Mas será que Dead Space precisa mesmo de um remake? A primeira aventura do engenheiro Isaac Clarke estabeleceu, ou pelo menos ajudou a popularizar, várias das tendências observadas no gênero até hoje, muitas vezes sendo considerado como um dos melhores jogos de terror de todos os tempos. O que há no pesadelo espacial de Isaac que precisa ser revisado e, mais importante, como revisá-lo sem comprometer a experiência original?
Brilha, brilha, estrelinha… Muito acima da colônia de mineração Aegis VII, a gigantesca nave USG Ishimura vaga silenciosamente pela imensidão do espaço. Dentro dela, um solitário engenheiro luta para obter respostas e sobreviver a uma praga que se alastrou por toda a tripulação, obrigando-os a retornar na forma dos grotescos necromorfos, monstros de membros alongados e distorcidos cujo único impulso discernível é matar.
Isaac Clarke (nomeado em honra dos autores de ficção científica, Isaac Asimov e Arthur C. Clarke) não estava, em nenhum sentido da palavra, preparado para essa situação.

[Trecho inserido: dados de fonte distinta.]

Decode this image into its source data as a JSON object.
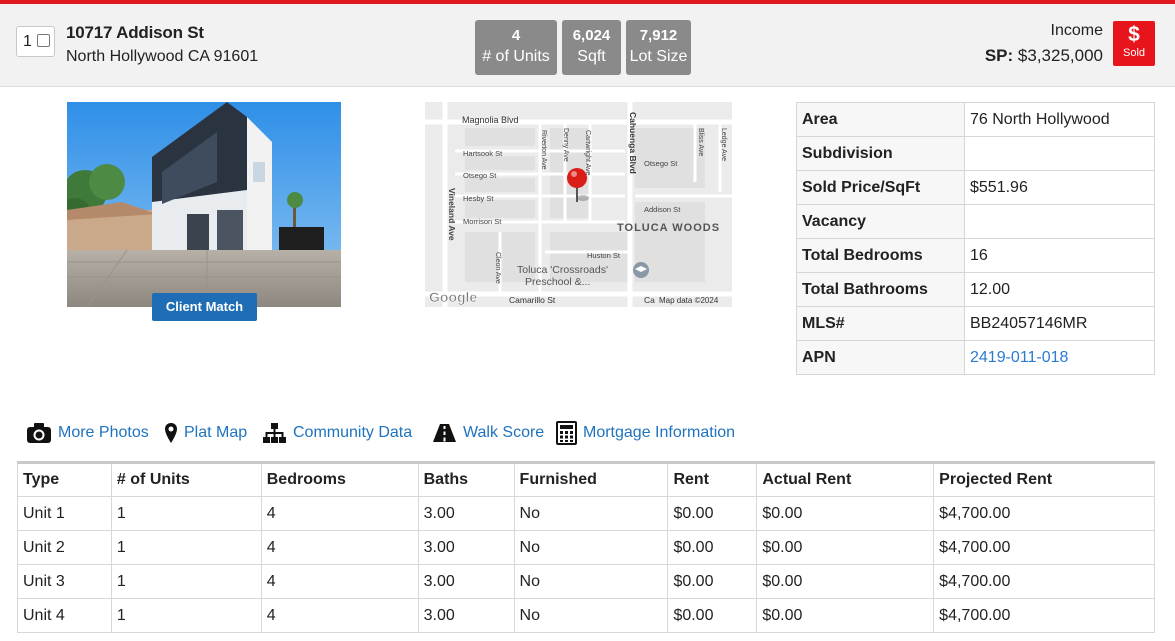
{
  "listing": {
    "index": "1",
    "address_line1": "10717 Addison St",
    "address_line2": "North Hollywood CA 91601",
    "stats": [
      {
        "value": "4",
        "label": "# of Units"
      },
      {
        "value": "6,024",
        "label": "Sqft"
      },
      {
        "value": "7,912",
        "label": "Lot Size"
      }
    ],
    "type": "Income",
    "sp_label": "SP:",
    "sp_value": "$3,325,000",
    "status_symbol": "$",
    "status_label": "Sold",
    "accent_color": "#e0191f"
  },
  "photo": {
    "client_match_label": "Client Match"
  },
  "map": {
    "streets": [
      "Magnolia Blvd",
      "Hartsook St",
      "Otsego St",
      "Hesby St",
      "Morrison St",
      "Vineland Ave",
      "Riverton Ave",
      "Denny Ave",
      "Cartwright Ave",
      "Cahuenga Blvd",
      "Otsego St",
      "Bliss Ave",
      "Ledge Ave",
      "Addison St",
      "Huston St",
      "Cleon Ave",
      "Camarillo St",
      "Ca"
    ],
    "neighborhood": "TOLUCA WOODS",
    "poi_line1": "Toluca 'Crossroads'",
    "poi_line2": "Preschool &...",
    "logo": "Google",
    "attribution": "Map data ©2024"
  },
  "details": [
    {
      "label": "Area",
      "value": "76 North Hollywood"
    },
    {
      "label": "Subdivision",
      "value": ""
    },
    {
      "label": "Sold Price/SqFt",
      "value": "$551.96"
    },
    {
      "label": "Vacancy",
      "value": ""
    },
    {
      "label": "Total Bedrooms",
      "value": "16"
    },
    {
      "label": "Total Bathrooms",
      "value": "12.00"
    },
    {
      "label": "MLS#",
      "value": "BB24057146MR"
    },
    {
      "label": "APN",
      "value": "2419-011-018"
    }
  ],
  "links": [
    {
      "label": "More Photos",
      "icon": "camera-icon"
    },
    {
      "label": "Plat Map",
      "icon": "map-pin-icon"
    },
    {
      "label": "Community Data",
      "icon": "sitemap-icon"
    },
    {
      "label": "Walk Score",
      "icon": "road-icon"
    },
    {
      "label": "Mortgage Information",
      "icon": "calculator-icon"
    }
  ],
  "units_table": {
    "headers": [
      "Type",
      "# of Units",
      "Bedrooms",
      "Baths",
      "Furnished",
      "Rent",
      "Actual Rent",
      "Projected Rent"
    ],
    "rows": [
      [
        "Unit 1",
        "1",
        "4",
        "3.00",
        "No",
        "$0.00",
        "$0.00",
        "$4,700.00"
      ],
      [
        "Unit 2",
        "1",
        "4",
        "3.00",
        "No",
        "$0.00",
        "$0.00",
        "$4,700.00"
      ],
      [
        "Unit 3",
        "1",
        "4",
        "3.00",
        "No",
        "$0.00",
        "$0.00",
        "$4,700.00"
      ],
      [
        "Unit 4",
        "1",
        "4",
        "3.00",
        "No",
        "$0.00",
        "$0.00",
        "$4,700.00"
      ]
    ]
  }
}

Ele não é um herói de ação, um matador treinado pronto para botar ordem na casa e expulsar os monstros. Ele é só um mecânico procurando por sua namorada desaparecida, tentando não morrer no processo. Ele também é um protagonista terrivelmente quieto, apenas expressando sons de dor (quando recebe dano ou morre) e alívio (quando não morre). Parte do que torna a sua atmosfera de terror tão densa, é o quanto Dead Space enfatiza a fragilidade de Isaac perante os eventos que estão se desenrolando ao longo de suas 12 horas de narrativa.
Porém, é nessa fragilidade que encontramos sua maior força, tanto como protagonista quanto como avatar do jogador nessa situação estarrecedora: Isaac é alguém que resolve problemas. Separado do oficial de segurança Hammond (Peter Mensah) e da especialista de computadores Daniels (Tonantzin Carmelo), Isaac recebe instruções dos dois à distância para achar maneiras de consertar a nave e ir superando as dificuldades técnicas que se apresentam, cenário após cenário. Essa estrutura procedural de “resolver problemas” faz com que até as situações mais críticas sejam quebradas em etapas e que o jogador se conecte com a personalidade de seu protagonista silencioso.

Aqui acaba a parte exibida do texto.